Pickering, Robert

Pickering, Robert a noted Wesleyan preacher, was born at Sancton, Yorkshire, in 1786; was early converted to God, and called to the duties of the Christian ministry. Having for some time labored as a local preacher in the Hull Circuit, he offered to accompany Dr. Coke as a missionary to the East. But as Coke had obtained his complement of young men, Pickering regarded this as a providential indication that he was not intended for the mission field. Soon after he passed the required examinations, and at the Conference of 1811 was placed on the president's list of reserves.
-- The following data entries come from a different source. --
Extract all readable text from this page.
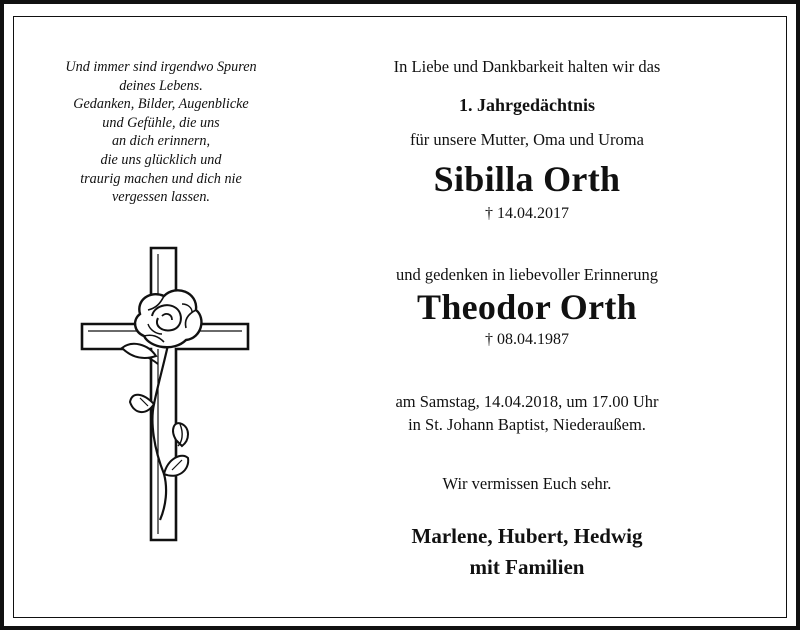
Und immer sind irgendwo Spuren
deines Lebens.
Gedanken, Bilder, Augenblicke
und Gefühle, die uns
an dich erinnern,
die uns glücklich und
traurig machen und dich nie
vergessen lassen.
In Liebe und Dankbarkeit halten wir das
1. Jahrgedächtnis
für unsere Mutter, Oma und Uroma
Sibilla Orth
† 14.04.2017
und gedenken in liebevoller Erinnerung
Theodor Orth
† 08.04.1987
am Samstag, 14.04.2018, um 17.00 Uhr
in St. Johann Baptist, Niederaußem.
Wir vermissen Euch sehr.
Marlene, Hubert, Hedwig
mit Familien
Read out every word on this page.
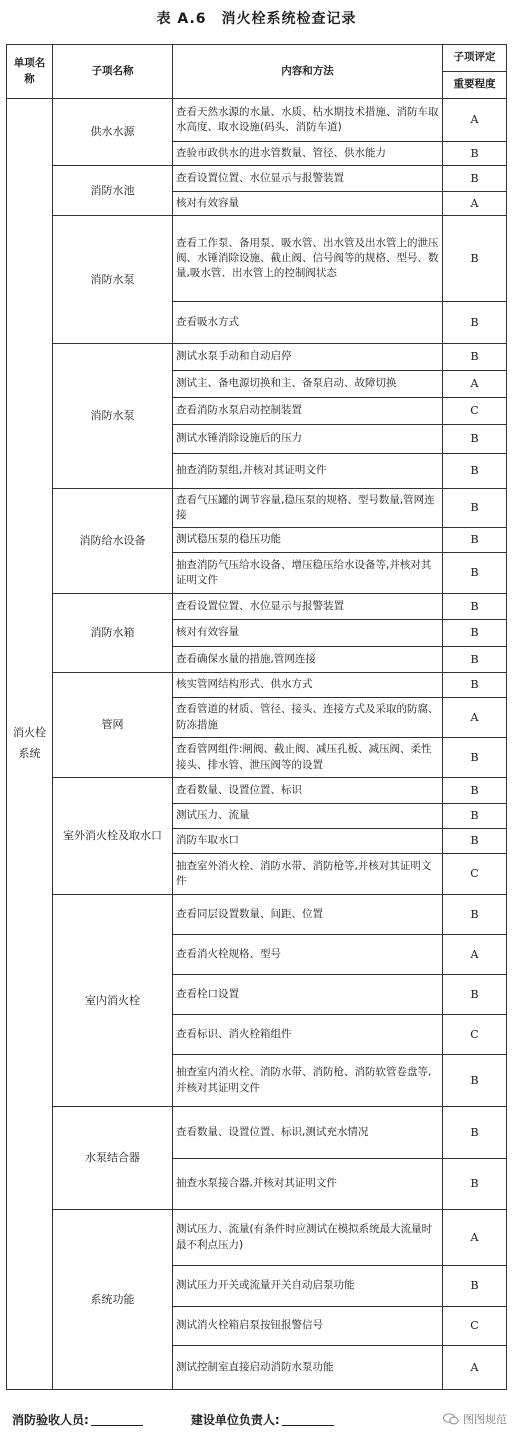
表 A.6　消火栓系统检查记录
单项名称	子项名称	内容和方法	子项评定
			重要程度
消火栓系统	供水水源	查看天然水源的水量、水质、枯水期技术措施、消防车取水高度、取水设施(码头、消防车道)	A
		查验市政供水的进水管数量、管径、供水能力	B
	消防水池	查看设置位置、水位显示与报警装置	B
		核对有效容量	A
	消防水泵	查看工作泵、备用泵、吸水管、出水管及出水管上的泄压阀、水锤消除设施、截止阀、信号阀等的规格、型号、数量,吸水管、出水管上的控制阀状态	B
		查看吸水方式	B
	消防水泵	测试水泵手动和自动启停	B
		测试主、备电源切换和主、备泵启动、故障切换	A
		查看消防水泵启动控制装置	C
		测试水锤消除设施后的压力	B
		抽查消防泵组,并核对其证明文件	B
	消防给水设备	查看气压罐的调节容量,稳压泵的规格、型号数量,管网连接	B
		测试稳压泵的稳压功能	B
		抽查消防气压给水设备、增压稳压给水设备等,并核对其证明文件	B
	消防水箱	查看设置位置、水位显示与报警装置	B
		核对有效容量	B
		查看确保水量的措施,管网连接	B
	管网	核实管网结构形式、供水方式	B
		查看管道的材质、管径、接头、连接方式及采取的防腐、防冻措施	A
		查看管网组件:闸阀、截止阀、减压孔板、减压阀、柔性接头、排水管、泄压阀等的设置	B
	室外消火栓及取水口	查看数量、设置位置、标识	B
		测试压力、流量	B
		消防车取水口	B
		抽查室外消火栓、消防水带、消防枪等,并核对其证明文件	C
	室内消火栓	查看同层设置数量、间距、位置	B
		查看消火栓规格、型号	A
		查看栓口设置	B
		查看标识、消火栓箱组件	C
		抽查室内消火栓、消防水带、消防枪、消防软管卷盘等,并核对其证明文件	B
	水泵结合器	查看数量、设置位置、标识,测试充水情况	B
		抽查水泵接合器,并核对其证明文件	B
	系统功能	测试压力、流量(有条件时应测试在模拟系统最大流量时最不利点压力)	A
		测试压力开关或流量开关自动启泵功能	B
		测试消火栓箱启泵按钮报警信号	C
		测试控制室直接启动消防水泵功能	A
消防验收人员:	建设单位负责人:	图图规范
In November of the same year he was sent as temporary supply to Partington Circuit, and in the following January to Spilsby. At the Conference of 1812 he was appointed to Horncastle; and in 1813 to the Spilsby mission. His next appointment was to Louth, where he spent two years. Subsequently he travelled at Todmorden, Barnsley, and Doncaster, and in 1822 was appointed to Colne, where he remained three years. Here his exertions, both of mind and body, in the erection of a new chapel and two preachers' houses, seriously impaired his health. In 1827 he was stationed at Kettering; next at Norwich; in 1831 at West Bromwich, and there he labored faithfully, although rapidly declining in health. While at Conference in London in 1834 he was taken very ill, and he died August 18. Pickering was a man of genuine piety. As a preacher he was a workman who needed not to be ashamed. He was well and extensively read in theology and general literature. As a man he was fearless and honorable. What he considered to be his duty he unhesitatingly discharged. See Wesleyan Meth. Mag. 1836, pages 889-895; 1835, page 719. (J.H.W.)